Il suo fare, apparentemente austero, camuffava un’indole allegra e goliardica, sempre pronta alla battuta e allo scherzo, sdrammatizzando ogni minima contrarietà.
Solamente parlarle, metteva allegria.
Di aspetto giunonico, dai capelli di seta, dal ricordo di un passato biondo oro, avvolti sulla nuca, in un singolare chignon. Occhi azzurro chiaro, limpidi e trasparenti come i suoi pensieri. Notasti la sua carnagione rosea, morbida e vellutata, senza rughe a rivelarne le “primavere” trascorse. Poteva avere una sessantina di anni, invidiabili.
Grande, spaziosa e luminosissima, come tutto l’appartamento, ad una sola aria, ed esposto a mezzogiorno, quindi soleggiato dall’alba al tramonto.
Un lettone matrimoniale datato primi del ‘900, come il cassettone e i comodini dalla base di marmo rosa.

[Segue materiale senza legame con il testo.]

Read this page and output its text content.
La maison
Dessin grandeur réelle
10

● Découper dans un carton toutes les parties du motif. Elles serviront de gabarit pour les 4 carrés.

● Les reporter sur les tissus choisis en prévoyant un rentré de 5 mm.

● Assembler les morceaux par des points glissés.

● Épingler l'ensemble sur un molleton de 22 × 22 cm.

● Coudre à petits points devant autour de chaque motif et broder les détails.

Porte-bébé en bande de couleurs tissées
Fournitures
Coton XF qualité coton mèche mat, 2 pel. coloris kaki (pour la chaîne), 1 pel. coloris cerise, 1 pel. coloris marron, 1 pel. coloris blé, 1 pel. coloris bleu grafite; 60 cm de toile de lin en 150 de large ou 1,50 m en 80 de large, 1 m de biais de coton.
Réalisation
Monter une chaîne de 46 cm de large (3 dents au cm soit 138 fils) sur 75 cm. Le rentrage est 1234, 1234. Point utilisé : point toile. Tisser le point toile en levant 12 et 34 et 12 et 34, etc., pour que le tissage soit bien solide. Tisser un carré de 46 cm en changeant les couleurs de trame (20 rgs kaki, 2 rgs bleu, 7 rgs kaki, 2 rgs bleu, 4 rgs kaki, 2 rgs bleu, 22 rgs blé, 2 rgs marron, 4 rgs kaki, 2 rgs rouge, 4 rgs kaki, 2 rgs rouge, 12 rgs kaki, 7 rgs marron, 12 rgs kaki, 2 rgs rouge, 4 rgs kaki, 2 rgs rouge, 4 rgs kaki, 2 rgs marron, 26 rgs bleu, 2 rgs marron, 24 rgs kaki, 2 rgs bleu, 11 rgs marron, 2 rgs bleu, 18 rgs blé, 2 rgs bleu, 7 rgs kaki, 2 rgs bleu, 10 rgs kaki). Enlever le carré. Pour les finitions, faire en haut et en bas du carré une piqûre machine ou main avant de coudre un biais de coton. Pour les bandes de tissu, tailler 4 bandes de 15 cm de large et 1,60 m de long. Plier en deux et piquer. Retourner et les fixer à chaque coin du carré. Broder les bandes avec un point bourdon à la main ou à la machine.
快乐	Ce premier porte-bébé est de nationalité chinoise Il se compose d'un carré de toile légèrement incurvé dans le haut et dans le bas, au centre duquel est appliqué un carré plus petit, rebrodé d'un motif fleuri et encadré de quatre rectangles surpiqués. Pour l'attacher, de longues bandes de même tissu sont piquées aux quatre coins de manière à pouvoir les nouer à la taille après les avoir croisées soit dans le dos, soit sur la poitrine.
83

Un paravento a quattro ante, dai pannelli variopinti separava, con discrezione, la zona “bagno”. Dotata di lavandino con acqua corrente, fredda. Perpendicolare al lavello, una mensola con specchio e sotto, un bidet in ceramica, dal sostegno in ferro battuto, una bacinella, una brocca e un porta asciugamano cromato. Il compatto raso del tendone verde, occultava la soglia d’uscita, indipendente, dalla quale si accedeva dal corridoio, alle scale. .
Tinteggiata d’azzurro polvere, la cucina aveva un aspetto accogliente e intimo. Ti piacque, ma ancor di più fosti conquistata, dal calore umano di quella donna.

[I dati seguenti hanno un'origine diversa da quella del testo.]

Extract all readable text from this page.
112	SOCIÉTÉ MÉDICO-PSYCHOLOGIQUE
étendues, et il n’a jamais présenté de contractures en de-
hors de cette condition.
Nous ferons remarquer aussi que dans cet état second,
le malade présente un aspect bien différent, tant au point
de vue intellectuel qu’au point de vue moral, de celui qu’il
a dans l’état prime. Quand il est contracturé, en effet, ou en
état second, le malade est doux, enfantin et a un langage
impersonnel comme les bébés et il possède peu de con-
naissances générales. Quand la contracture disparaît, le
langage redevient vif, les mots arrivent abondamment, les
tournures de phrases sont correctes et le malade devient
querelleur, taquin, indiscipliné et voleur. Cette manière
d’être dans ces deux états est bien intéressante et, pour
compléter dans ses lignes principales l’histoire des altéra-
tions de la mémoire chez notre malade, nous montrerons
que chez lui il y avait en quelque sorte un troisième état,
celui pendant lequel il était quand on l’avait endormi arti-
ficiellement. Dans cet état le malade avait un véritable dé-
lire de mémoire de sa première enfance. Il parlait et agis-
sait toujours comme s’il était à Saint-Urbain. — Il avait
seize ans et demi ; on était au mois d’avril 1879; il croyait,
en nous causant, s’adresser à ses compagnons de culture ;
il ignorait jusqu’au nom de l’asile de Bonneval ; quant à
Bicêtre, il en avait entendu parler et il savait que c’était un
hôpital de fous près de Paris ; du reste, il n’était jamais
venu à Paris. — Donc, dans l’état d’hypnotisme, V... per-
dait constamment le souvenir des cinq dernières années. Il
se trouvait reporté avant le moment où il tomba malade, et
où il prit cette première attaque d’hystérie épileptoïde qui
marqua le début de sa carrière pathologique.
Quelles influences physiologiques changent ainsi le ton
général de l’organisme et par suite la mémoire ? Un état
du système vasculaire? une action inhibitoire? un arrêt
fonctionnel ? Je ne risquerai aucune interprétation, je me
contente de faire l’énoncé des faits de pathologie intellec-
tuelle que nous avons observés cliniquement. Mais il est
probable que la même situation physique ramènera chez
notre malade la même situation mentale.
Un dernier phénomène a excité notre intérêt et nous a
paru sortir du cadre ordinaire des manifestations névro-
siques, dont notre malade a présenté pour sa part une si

«Alura, aj’ pias madamin? Le piace?» Ti chiese, affrontando direttamente la questione. «Sì, è qvello che io cercava, lei da a me, davvero?» Intuendo la fiducia riposta in tuo favore, ti sembrò quasi un sogno, aver conosciuto una persona così disponibile nei confronti di una sconosciuta, ancorché straniera.

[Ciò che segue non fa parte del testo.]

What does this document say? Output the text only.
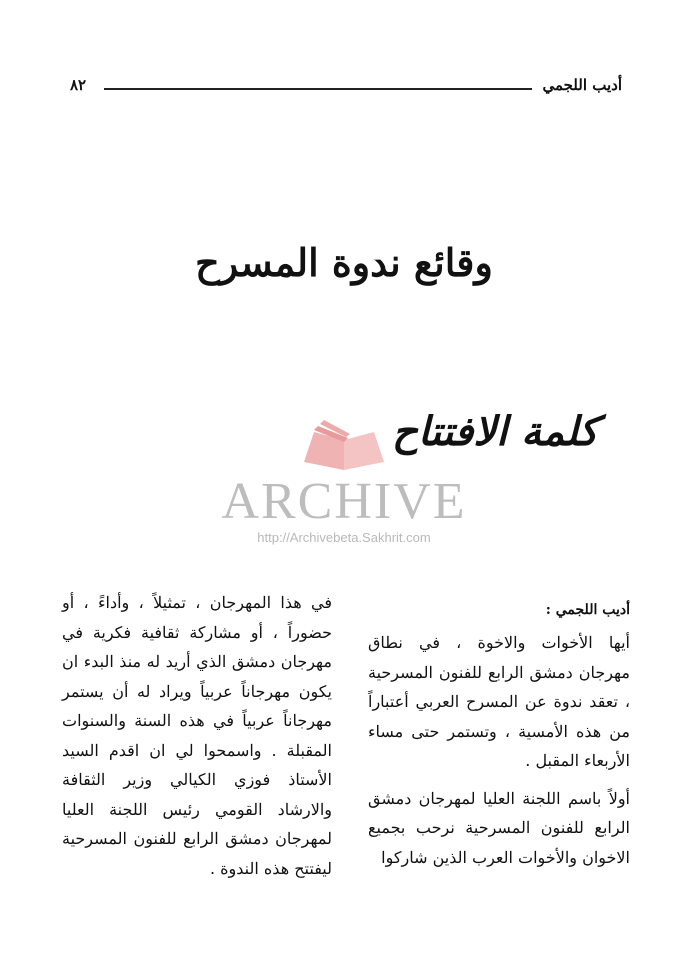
أديب اللجمي
٨٢
وقائع ندوة المسرح
ARCHIVE
http://Archivebeta.Sakhrit.com
كلمة الافتتاح
أديب اللجمي :
أيها الأخوات والاخوة ، في نطاق مهرجان دمشق الرابع للفنون المسرحية ، تعقد ندوة عن المسرح العربي أعتباراً من هذه الأمسية ، وتستمر حتى مساء الأربعاء المقبل .
أولاً باسم اللجنة العليا لمهرجان دمشق الرابع للفنون المسرحية نرحب بجميع الاخوان والأخوات العرب الذين شاركوا
في هذا المهرجان ، تمثيلاً ، وأداءً ، أو حضوراً ، أو مشاركة ثقافية فكرية في مهرجان دمشق الذي أريد له منذ البدء ان يكون مهرجاناً عربياً ويراد له أن يستمر مهرجاناً عربياً في هذه السنة والسنوات المقبلة . واسمحوا لي ان اقدم السيد الأستاذ فوزي الكيالي وزير الثقافة والارشاد القومي رئيس اللجنة العليا لمهرجان دمشق الرابع للفنون المسرحية ليفتتح هذه الندوة .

«Per favore, po aspettare fino a stasera, devo chiedere mio compagno se d’accordo. Giusto no? Paga lui!» In una risata di complicità, vi accordaste per mostrargli la stanza nel tardo pomeriggio.
«Ca staga tranquila, stia tranquilla Anna. Lei mi piace, aspetto una sua risposta. Cerea neh?» Così dicendo, ti accompagnò verso l’uscita. Quando tese la mano per accomiatarsi, spontaneamente, stringendola nella tua, ti protendesti verso di lei, baciandola sulle guance rosee. Con affetto, un gesto dettato dal cuore.
«Arrivederci a stasera e grazie bela cita!» aggiunse commossa.
Scendesti le scale quasi volando, eri entusiasta ed euforica. Non stavi più nella pelle, smaniavi nell’attesa del pomeriggio.
Ti buttasti sul letto per il riposino pomeridiano, ma fu inutile. Così carica di energia, era troppa l’eccitazione per dormire. Decidesti di alzarti, occupando il tempo a curarti le mani. Ci tenevi moltissimo. In effetti erano un biglietto da visita determinante.